Operation Twist is likely to have a limited impact on the economy at this point, analysts say. The Fed had been painted into a corner last week, however, when the stock market rallied strongly on the expectation that central banks around the world would provide more stimulus in the event of a Greek exit from the eurozone following a crucial election last weekend.
“This is the minimum the market would accept,” said J.J. Kinahan, TD Ameritrade’s chief derivatives strategist. He said the Greek election, which eased fears of an imminent financial disaster in the eurozone by handing victory to a party that supports Greece staying in the currency union, meant the Fed didn’t have to do anything more radical to boost the economy.
Related: Fed extends ‘Operation Twist,’ says hiring has slowed
“They had to do something, and by extending Operation Twist they’ve given the markets confidence that they are ever watchful,” he said. “They maintained the status quo in a way that the market would be comfortable with.”
“And to their credit they kept their power dry,” he continued. “It’s not like this Greek election has solved the problems in Europe. They kept themselves in a position of reacting in case of worse news from Spain or Italy.”
Recent reports, including two straight months of weak job growth, suggest economic growth is slowing again after a tepid recovery. In January the Fed said it plans to hold down rates until late 2014 to sustain the recovery, and in testimony earlier this month Fed Chairman Ben Bernanke said the Fed is ready to act if needed.
Others had hoped for something stronger from the Fed, such as another massive bond-buying program known as “quantitative easing,” or QE, in which the Fed essentially prints money to buy long-term mortgage or Treasury bonds.
That would be controversial because past efforts have had a questionable success rate, and it brings with it the risk of inflation down the road because it increases the money supply.

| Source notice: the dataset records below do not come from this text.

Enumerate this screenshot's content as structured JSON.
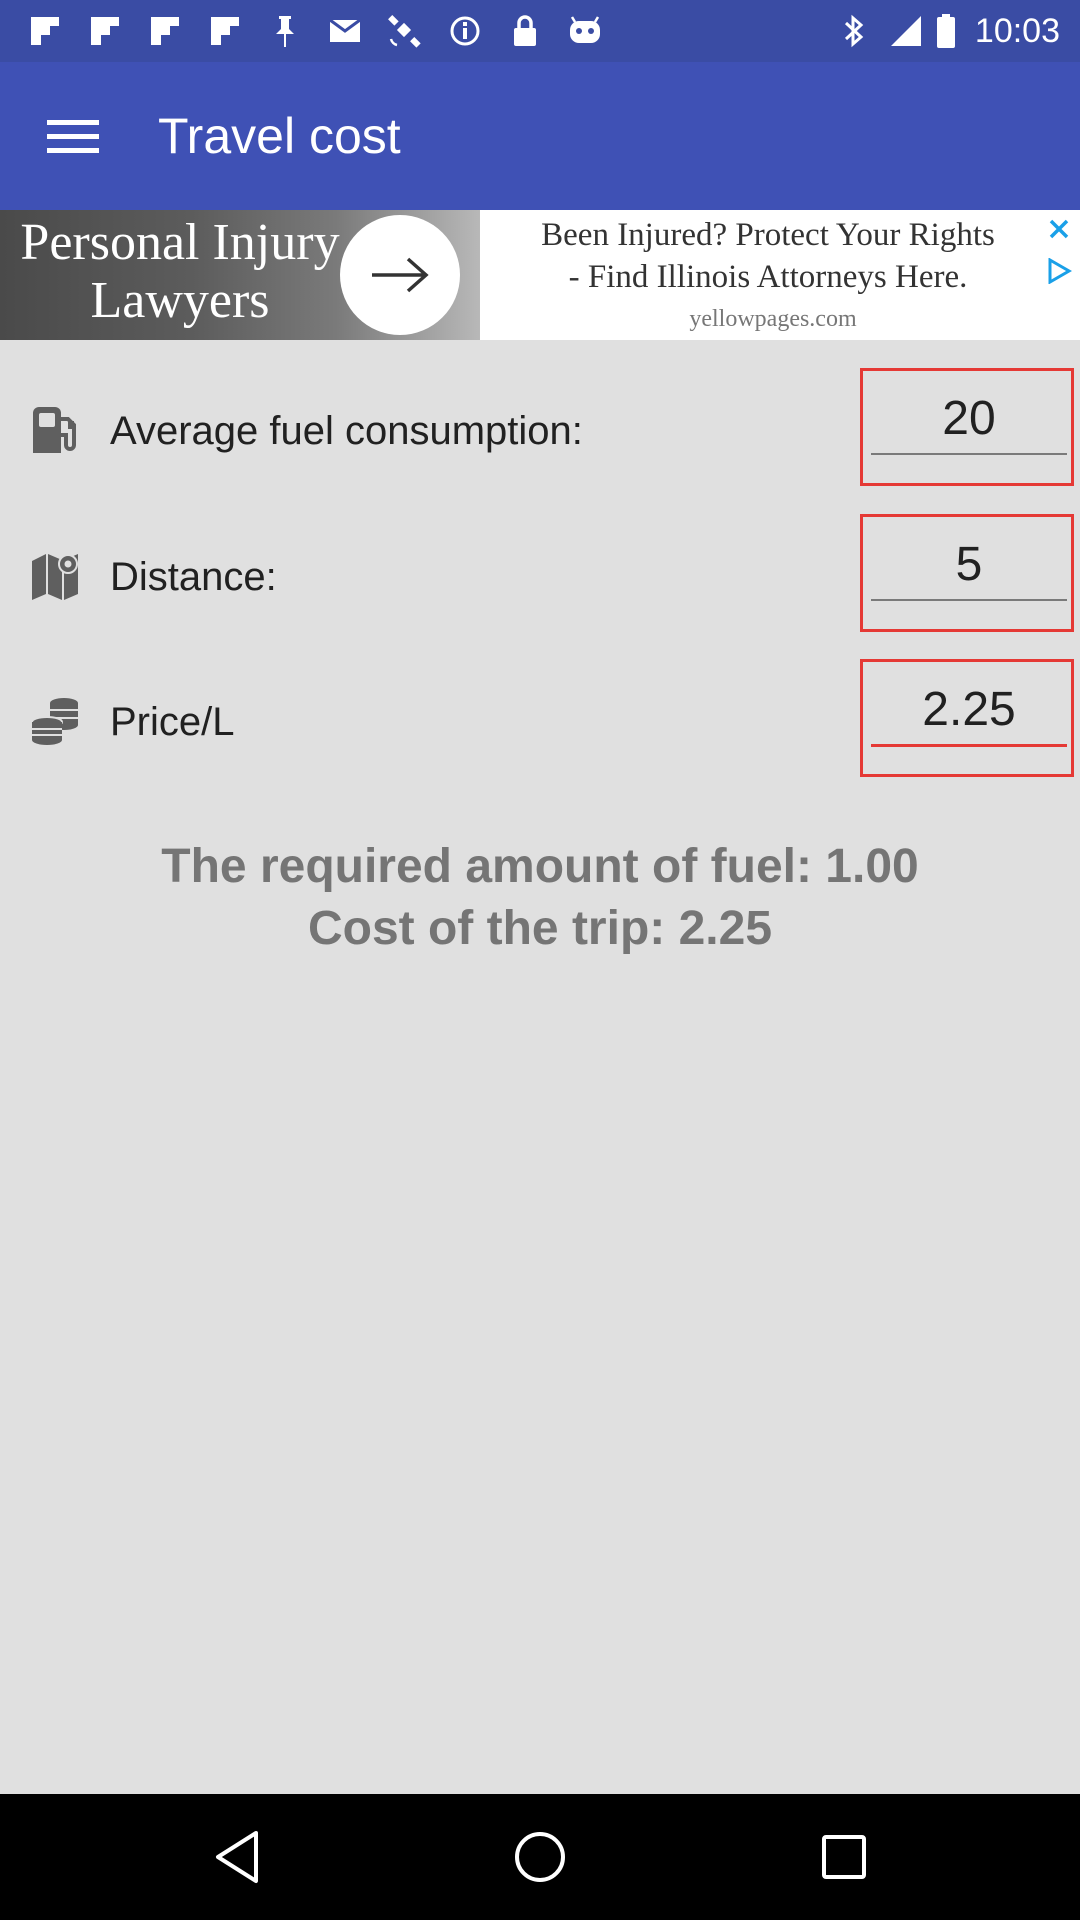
{
  "status_bar": {
    "time": "10:03",
    "left_icons": [
      "flipboard-icon",
      "flipboard-icon",
      "flipboard-icon",
      "flipboard-icon",
      "pin-icon",
      "email-icon",
      "satellite-icon",
      "info-icon",
      "lock-icon",
      "android-icon"
    ],
    "right_icons": [
      "bluetooth-icon",
      "signal-icon",
      "battery-icon"
    ]
  },
  "app_bar": {
    "title": "Travel cost",
    "menu_icon": "hamburger-menu-icon",
    "color": "#3f51b5"
  },
  "ad": {
    "image_text": "Personal Injury\nLawyers",
    "headline": "Been Injured? Protect Your Rights\n- Find Illinois Attorneys Here.",
    "domain": "yellowpages.com"
  },
  "form": {
    "rows": [
      {
        "icon": "fuel-pump-icon",
        "label": "Average fuel consumption:",
        "value": "20"
      },
      {
        "icon": "map-icon",
        "label": "Distance:",
        "value": "5"
      },
      {
        "icon": "coins-icon",
        "label": "Price/L",
        "value": "2.25"
      }
    ]
  },
  "results": {
    "fuel_line": "The required amount of fuel: 1.00",
    "cost_line": "Cost of the trip: 2.25"
  },
  "nav_bar": {
    "buttons": [
      "back-icon",
      "home-icon",
      "recents-icon"
    ]
  },
  "colors": {
    "status_bar": "#3a4ca4",
    "accent_error": "#e53935",
    "background": "#e0e0e0"
  }
}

Also, economists say the Fed is likely to want to keep something in its arsenal in case the economic outlook worsens over the summer.
Former Fed governor Larry Meyer said it would have been better for the Fed to do nothing at all.
“We are within days of very important information,” including a European Union summit in late June and a meeting of the European Central Bank in early July, he told CNBC, noting that the risks of a financial crisis remain high.
“If things get really bad, then I believe we will see coordinated central bank action, and I think the Fed wants to be able to do as much as possible, consistent with what other central banks are doing,” Meyer said.
Peter Fisher, head of investment manager BlackRock’s global fixed income portfolio worth $1.2 trillion, also said it would have been better for the Fed to hold fire.
“I don’t think either twist or balance sheet expansion has much more room to be effective here,” he told CNBC. “If they keep taking long-term treasuries out of the market, they’re denying the banking system the best collateral in the banking system, and that doesn’t provide credit.”
“Monetary policy works though changing our expectations, so they’ve got o shock us; do something we don’t expect,” he said.
Randall Kroszner, a professor at The University of Chicago’s Booth School of Business and a former Fed governor, told CNBC that the Operation Twist asset-purchase program is likely to have a limited impact on the economy, and particularly on housing — the biggest drag on the recovery.
Earlier this month, Bernanke told Congress it must take decisive steps to repair U.S. policies on taxes and government spending, noting that tax increases and government spending cuts that are supposed to start in 2013 — also known as the “fiscal cliff” — could push America into recession if they are not addressed by Congress.
“I think the Fed has done almost all it possibly can do,” Kroszner said. “It really has to be other polices that try to get the housing market moving.”